In terms of genAI companies that they use most, it’s OpenAI and Anthropic, with sometimes Gemini. On the open source side it’s Llama.
From what this site has seen, this selection appears to be the most frequent among law firms and tech vendors. It also suggests that although the LLM market is evolving fast OpenAI and Anthropic are clearly still the providers of choice….for now.
All well and good. What about other things, such as accuracy?
Bratcher is not as focused on this as some other legal tech teams and says: ‘It’s important to look at, but we don’t see it as critical. The work product of a lawyer is the main factor and that will be reviewed.’
I.e. AI will get you to X point in a legal task, whether it’s very accurate or not, after that the lawyer’s overall work will be reviewed by more senior lawyers so the focus on immediate accuracy of the genAI tool is not so vital.
Of course, one could argue that not having to spend extra time reviewing the lawyer’s work product because the genAI outputs have shaped it so well would be a good thing. Or even better, not having to spend hardly any time at all reviewing it….because the genAI that delivered a large part of the work product was so on the ball.
But, moving on. Does he see a change in business models for law firms? I.e. efficiency leads to greater speed of delivery, such speed means selling time is pointless, so you need a new business model.
Bratcher notes that on some areas where clients specifically ask about efficiency, such as with M&A due diligence, speed does come into it. But, generally, he’s not sensing any major changes within law firms across the board due to genAI.
Although, one could then say, if the business model is staying the same, what impact is genAI having? The answer to that could be, as Bratcher noted above: it’s still early days.
So, going back to the beginning, Bratcher underlines that where they are seeing real change is in the level of demand for helping clients to implement genAI applications. This has its own challenges, he adds, such as sometimes they are just not ready for it.

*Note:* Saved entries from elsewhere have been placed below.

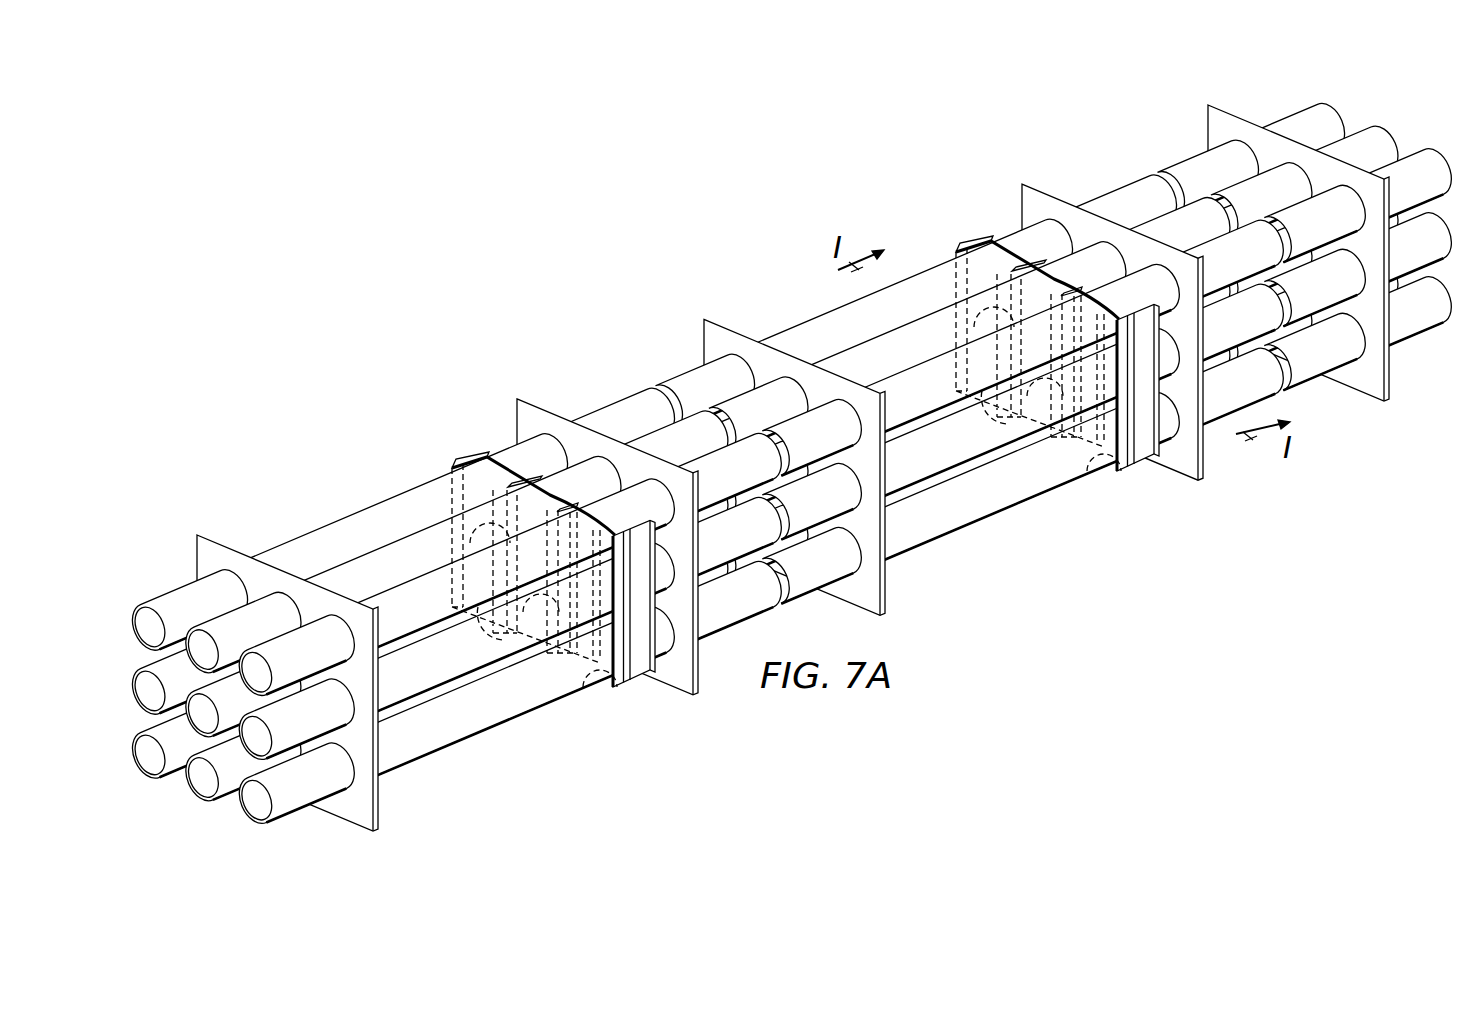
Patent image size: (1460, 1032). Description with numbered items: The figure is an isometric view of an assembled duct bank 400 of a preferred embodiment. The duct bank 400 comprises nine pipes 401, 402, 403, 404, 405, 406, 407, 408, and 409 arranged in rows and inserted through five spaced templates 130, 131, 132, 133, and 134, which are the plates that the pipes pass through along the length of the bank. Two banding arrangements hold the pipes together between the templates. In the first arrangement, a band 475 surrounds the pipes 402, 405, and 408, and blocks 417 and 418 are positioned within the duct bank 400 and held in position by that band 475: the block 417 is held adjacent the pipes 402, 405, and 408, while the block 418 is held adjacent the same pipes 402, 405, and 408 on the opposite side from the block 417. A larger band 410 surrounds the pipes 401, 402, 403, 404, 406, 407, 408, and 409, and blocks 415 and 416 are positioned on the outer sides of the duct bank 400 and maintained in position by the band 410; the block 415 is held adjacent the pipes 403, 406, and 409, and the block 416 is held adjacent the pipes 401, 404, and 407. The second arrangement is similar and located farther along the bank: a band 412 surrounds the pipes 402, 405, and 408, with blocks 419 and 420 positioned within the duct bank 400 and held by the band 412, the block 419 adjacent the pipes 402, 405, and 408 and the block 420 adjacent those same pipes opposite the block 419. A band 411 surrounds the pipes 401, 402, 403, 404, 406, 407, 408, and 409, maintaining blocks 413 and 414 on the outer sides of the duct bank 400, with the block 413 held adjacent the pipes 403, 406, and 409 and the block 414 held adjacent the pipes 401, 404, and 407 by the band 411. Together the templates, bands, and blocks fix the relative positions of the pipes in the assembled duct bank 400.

The duct bank 400 is at (771, 462).
The template 130 is at (218, 540).
The template 131 is at (527, 421).
The template 132 is at (710, 342).
The template 133 is at (1027, 203).
The template 134 is at (1210, 128).
The pipe 401 is at (168, 601).
The pipe 402 is at (218, 622).
The pipe 403 is at (285, 640).
The pipe 404 is at (162, 666).
The pipe 405 is at (192, 732).
The pipe 406 is at (328, 718).
The pipe 407 is at (160, 733).
The pipe 408 is at (208, 798).
The pipe 409 is at (293, 803).
The band 410 is at (522, 554).
The band 411 is at (1026, 338).
The band 412 is at (1037, 227).
The block 413 is at (1094, 424).
The block 414 is at (1009, 326).
The block 415 is at (618, 659).
The block 416 is at (450, 496).
The block 417 is at (450, 561).
The block 418 is at (480, 663).
The block 419 is at (1023, 431).
The block 420 is at (978, 351).
The band 475 is at (573, 500).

‘You can’t go from 0 to 100 in one go, you need other layers before you use genAI. For example, some clients want to use genAI on their own knowledge base, but they have not structured their data, perhaps there is not even an index for it,’ he observes.
We then explored one emerging point: that as LLMs get better and have larger and larger context windows, the need to really structure data bases could reduce. I.e. if an LLM can turn 1000s of pages of unstructured data into something very structured through just a series of prompts will we need KM systems in the future?
We’ll need some form of storage system for all of a law firm’s or client’s documents, but will that information need to be finely tagged, super-organised and structured as we try to do today…?
We are not there yet, and clearly there are major benefits to detailed data architecture today when it comes to genAI, as it improves accuracy. But will that always be the case? Will the well-known KM systems out there be redundant in 10 years when LLMs can handle 100,000s of documents at once – and with great accuracy? Are KM systems for law going to go the way of physical law libraries?
Bratcher notes that LLMs are clearly getting better very fast, and the chips that support them are becoming more powerful very rapidly. But, we leave the question open and one to ponder on.
Overall then, lots of work for Gravity Stack to do and so their focus on genAI makes total sense. This area is only going to grow and grow. Bratcher is going to be very busy.